Challenge: There are inherent issues with training your team on new software in the midst of a flood of support calls, but it'll be easier than the alternative.
Lesson: Seeing the problem and being able to drive is easier than having it described and relying on memory of an operating system to fix a problem.
Challenge 4: Granting Permissions on Active Directory
Three of the 10 IT professionals interviewed found they had to adjust permissions to allow their users to work remotely, which is not surprising. Security-conscious administrators should limit remote access for anyone who doesn't need it.
Group policies are an essential timesaver when attempting to get everyone prepared to go remote. In this case, it's better to think ahead about the privileges to assign users rather than field support calls from the field.
Challenges: There are inherent security concerns with sending users to work outside the confines of a well-protected enterprise network. Make sure your users can access the resources they need to do their job, but also maintain a strong security posture with password requirements and multi-factor authentication.
Lesson: Think about the resources your users will need to access remotely — and develop an automated process to grant them least-privilege access by department or job role.
Challenge 5: Training Your Staff
Along the same lines as documentation, training for the service desk staff is essential to empowering your service desk and keeping them from having to forward tickets to already busy engineers. At this point, you want your engineers focused on the bigger picture. Their focus should be on prevention and remediation of issues. Effectively training your support staff ahead of time is key to operational efficiency.

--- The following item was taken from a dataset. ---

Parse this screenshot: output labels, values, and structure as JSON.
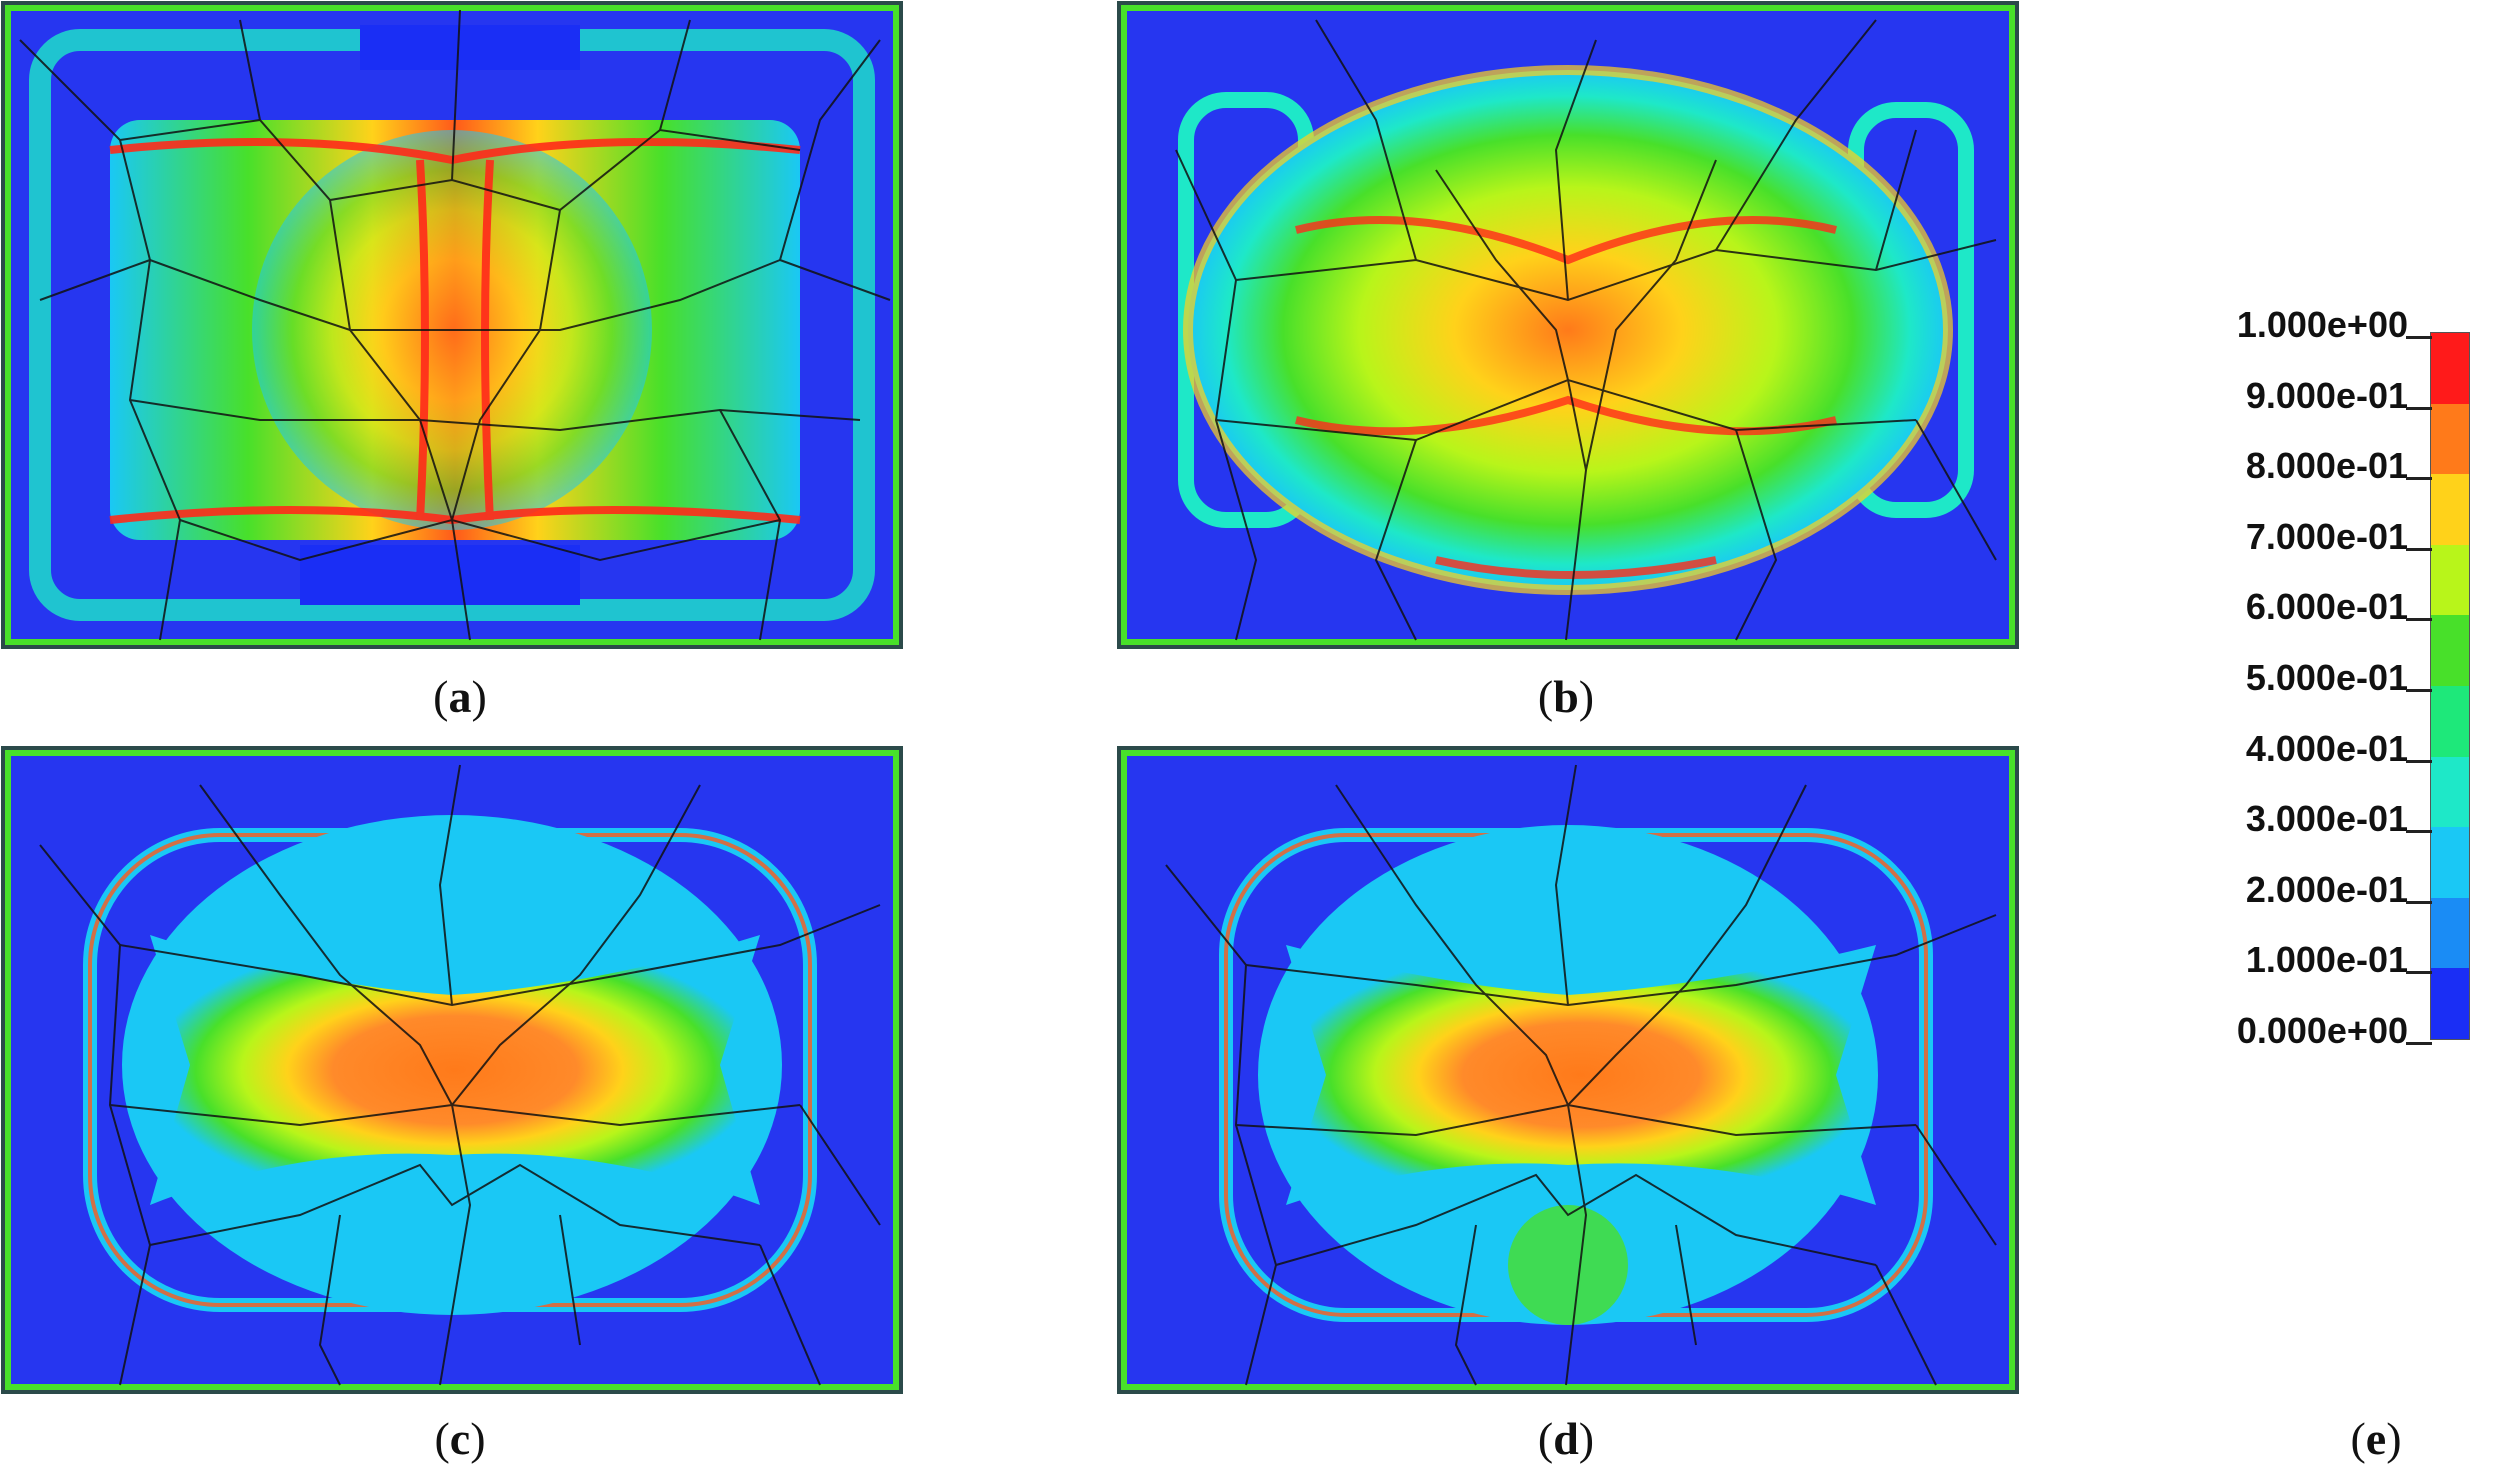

Challenge: Under normal operations, support staff would be fully trained (and maybe even certified) on the technologies they're regularly using.
However, the speed that the remote order came left a lot of IT teams scrambling. Many IT professionals had to send their workforce home with loaner laptops or desktop computers, or quickly stood up remote infrastructure to facilitate remote work. The inherent challenge here is unfamiliarity with the software or potentially even hardware.
Training for everyone going remote means both technical and user training. While that probably wasn't possible in the midst of the move to go remote, there's time now to keep learning the new technologies — online.
Lesson: There's no substitute for well-trained technical staff. By training just 30 minutes a day with CBT Nuggets, team members will be prepared for certification exams, advancement in their career — and even a mass exodus of users going remote.
Don't Forget About Support
With the sudden shift to remote work, it's easy to get wrapped up in how to get everyone out the door and forget about how to serve your users once they're remote. While everyone is remote, be gracious (and once they're back, too).
You'll likely be working with a lot of users who have never been remote, so make sure they know how to contact the help desk from home, access documentation, and don't feel stranded and frustrated.
There will be users with a whole range of issues. Some will be firmly in your normal operating procedures. Others may be a little outside your typical lane. While home internet is typically not the responsibility of IT professionals, it's also not typical to suddenly hurry users to work remotely. To help their colleagues maintain internet connectivity in their homes, IT pros helped in the following ways.
Be kind. Do what you can to help. For many, you and your team will be their technical lifeline.